Ähnlich wie schon beim Holocaust und nach jedem Regimewechsel in jeder mir bekannten (Kultur)Revolution, werden einige repräsentative Opfer gepickt, Personen mit faschistoider Persönlichkeitsstruktur nutzen die Gunst der Stunde, um von der Portiersloge ins Management zu kommen, vor allem aber wird der zivilcouragierte Rest der Mittelschicht (un)auffällig entsorgt, um die breite Masse mundtot zu machen. Wehrt sie sich dagegen, wie bei der RAF in Deutschland erlebt, werden diese in die Rolle von Tätern gebracht, verstrickt, immer weiter kriminalisiert, um am Ende des Tages nach jahrelanger Einzelhaft, in einem Schauprozess die Intelligenzia aus den philosophischen Fakultäten Deutscher Universitäten vorzuführen, zum Gespött breiter Bevölkerungsschichten zu machen, um davon abzulenken, das die RAF ursprünglich die historische Verantwortung annehmen wollte, keinen Faschismus mehr zuzulassen.
Nach erfolgreicher Etablierung der New World Order als (Schatten)Regierungsmacht ist nun die offizielle, weniger schleichende Faschistoisierung der Gesellschaft der nächste Schritt, dazu war und ist es notwendig, ähnlich der chinesischen Kulturrevolution, (möglichen) Intellektuellen (unauffällig) das Wasser abzugraben, damit verbunden, die „Mittelschicht“ massiv auszudünnen.

Auch ist es an sich erst durch das Schweigen der Menschenrechtsorganistionen, das Schweigen der Intellektuellen, das Schweigen der kritischen Stimmen notwendig geworden, diese Seite als Lebensaufgabe zu betreiben, während ordenbehängte und ausgezeichnete „Gutmenschen“ der New World Order in die Hände arbeiten oder mit Posten und Pöstchen oder Ehrenkreuzen ruhig gestellt werden und Gemeinplätze zu verbreiten wissen: Im Gegensatz zu Ländern wie Italien oder Frankreich (wo es angeblich verstärkt Korruption existiert) gibt es in den deutschsprachigen Ländern bezeichnenderweise keine kritische Stimme, die in den Mainstream Medien Gewicht hätte. Erhebt man die Stimme, ist man schnell „verschwunden“, während man in Österreich maximal von „Heute“ bis zum „Profil“ aufbereitete und bestenfalls ausgeschmückte „APA-Meldungen“ zu lesen bekommt.

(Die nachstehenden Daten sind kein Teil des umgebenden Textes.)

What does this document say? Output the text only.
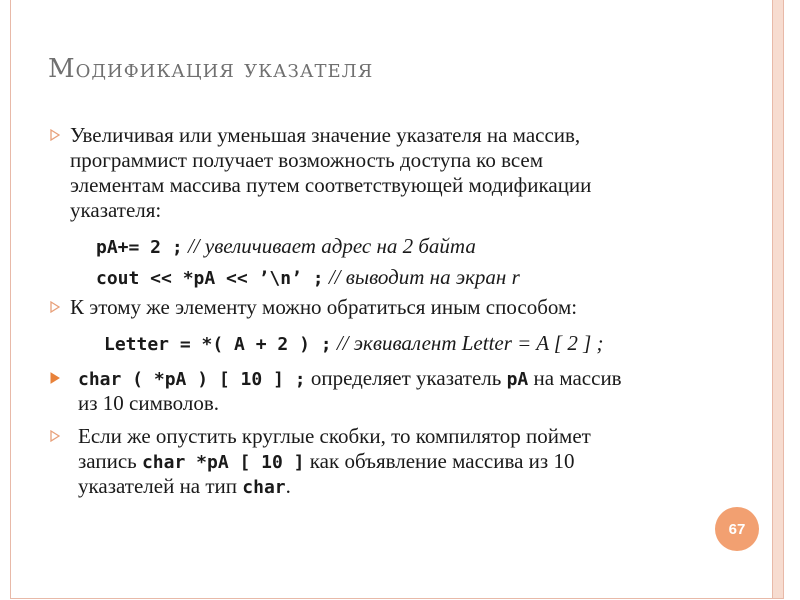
Модификация указателя
Увеличивая или уменьшая значение указателя на массив,
программист получает возможность доступа ко всем
элементам массива путем соответствующей модификации
указателя:
pA+= 2 ; // увеличивает адрес на 2 байта
cout << *pA << ’\n’ ; // выводит на экран r
К этому же элементу можно обратиться иным способом:
Letter = *( A + 2 ) ; // эквивалент Letter = A [ 2 ] ;
char ( *pA ) [ 10 ] ; определяет указатель pA на массив
из 10 символов.
Если же опустить круглые скобки, то компилятор поймет
запись char *pA [ 10 ] как объявление массива из 10
указателей на тип char.
67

Aber zurück zu den Aufdeckern dieser New World Order oder „International Order“ wie Barack Obama vor der EU im April 2014 diese Ordnung genannt hat, deren brillantester, Fritz Springmeier, massiv vor dieser Verkettung warnt, sie als Einziger thematisiert:

„There are many dangers to the human race, some real and some imagined. I believe that the trauma based mind control … is the greatest danger to the human race. It gives evil men the power to carry out any evil deeds totally undetected. Over the years, I have spent thousands of hours studying the Illuminati, the Intelligence agencies of the world, and the occult world in general. The centerpiece of these organizations is the trauma-based mind control that they carry out. Without the ability to carry out this sophisticated type of mind-control using MPD (multiple personality disorder), drugs, hypnosis and electronics and other control methodologies, these organizations would fail to keep their dark evil deeds secret.”:

Denn: Ehemalige trauma based mind control Opfer werden zu Tätern, wenn ihnen niemand hilft – und den weltweiten Berichten nach – wird die Welt eben von trauma based mind control Sklaven regiert, die mitunter teilweise (über Theta Programmierung) auch zu “Psy-Agents” ausgebildet wurden, das heißt zu MeisterInnen in mentaler Manipulation wie vor allem „Svali“ im Detail erklärt, als auch z.B. Arizona Wilder im Interview mit David Icke ausgeführt hat und erklärt das “perpetuum mobile des Bösen” in seiner Struktur, die immer gößer, immer nachhaltiger wird, da sie weltweit zeitgleich exekutiert wird.
Die Täter- als auch die Opferprogrammierung ist im Prinzip dieselbe, die Täter haben es lediglich ein wenig besser, zumindest später. Auch die zu „Täter“ programmierten Kinder gehen durch die Hölle, wie einige abtrünnige „Kinder“ der Rothschild Dynastie berichten, auch wenn sie später als Politiker, Staatsanwälte, Medienmacher etc fungieren. Durch das punktuelle einseitige Berichten von rituellem Missbrauch und trauma based mind control wie in der Deutschen Dokumentation „Höllenleben“ oder anderen wichtigen Zeugnissen, wird allerdings von einem Umstand abgelenkt, nämlich eben davon, das die Welt voll ist von,

Slaves als Politiker
Slaves als Medienmacher
Slaves als Wirtschaftsmagnate
Slaves in der Ärzte- und Psychologenschaft
Slaves in Hollywood und in der Musikindustrie

wie mir auch auf das Thema spezialisierte Experten bestätigt haben.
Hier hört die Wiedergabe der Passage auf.